The issue of voter ID was raised by board member Becky Dernbach as a potential barrier to participation. Thompson said that neighborhoods should allow for alternative means of identification such as a piece of mail, or having another person in the neighborhood vouch for them. As part of the discussion, he obliquely referred to an individual (Basim Sabri) who buses people from across the city to neighborhood association (Whittier Alliance) meetings. And he told a story of his experience with the Loring Park neighborhood; they have a very open policy that allows anyone to participate because of the significant presence of homeless youth without an official address.
Thompson said that occasionally he reads letters from neighborhood organizations that use “I” instead of “we” phrasing; this erodes their credibility with the city (is this the opinion of a neighborhood, or one person?). He cautioned against the mixing of personal, divisive activism with the activities of the neighborhood association. This was amusing. I’ve honestly never been sure how many board members are involved with the radical, anti-everything MRRDC, besides Sara Romanishan.
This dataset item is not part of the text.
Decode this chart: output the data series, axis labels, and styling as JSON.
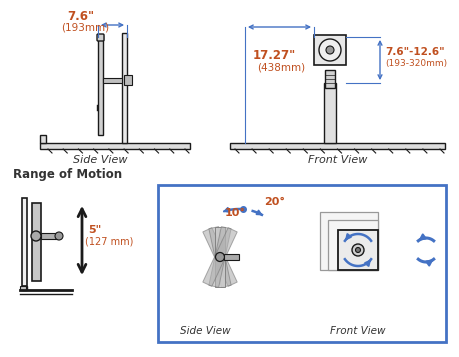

It was interesting to learn from NCR’s Michelle Chavez that there’s been some behind the scenes email discussion around the Healy Project‘s ghost stories fundraiser. Do you remember last month’s proposed joint fundraiser between Healy Project and LHENA? It was nixed by the board for being too controversial–a sort of endorsement of Healy by LHENA. Now they’ve found a loophole. Healy will hold the fundraiser, and might donate some portion of the proceeds to LHENA. Maybe I’m imagining this, but Leslie seemed annoyed when Chavez brought it up. I don’t think I was supposed to hear this.
It sounded like Chavez thinks this fundraiser nonsense is a bad idea. In my mind, this damages LHENA’s credibility. But more than that, I’m annoyed that I have to remember three different names for groups with the same agenda, run by many of the same people. It’s time they started using the same acronym. HPLHENAMRRDC–or something.
Thompson used the example of Linden Hills to show what happens when a neighborhood becomes divided over a controversial issue like development. Antagonized neighbors start coming to meetings to watch the proceedings like a hawk. I’m thinking, that sounds about right. And, do you not know where you are right now, Mr. Thompson? Lowry Hill East invented this shit.
I recently discovered that LHENA conducted a survey in 2007 that included demographic questions. That’s kind of impressive. Way to go, LHENA of 2007.
Now, you might question why I’ve gone to all this trouble for a survey that got 21 responses. My answer: that’s quadruple the turnout for your typical board meeting (and that’s only if you include the Wedge LIVE! news team). Considering that this is the only known demographic information about people who give enough of a damn about LHENA to respond to a survey, we’re going with the story. We stand behind our numbers! Unless of course you find a mistake.
You should also read this recent story in the Southwest Journal about the problem of unrepresentative neighborhood organizations in Minneapolis. NCR is doing a demographic survey of neighborhood boards. I’d be just as interested in a demographic survey of the people the neighborhood associations are actively engaging with. Again: lots of credit to the visionaries of LHENA 2007!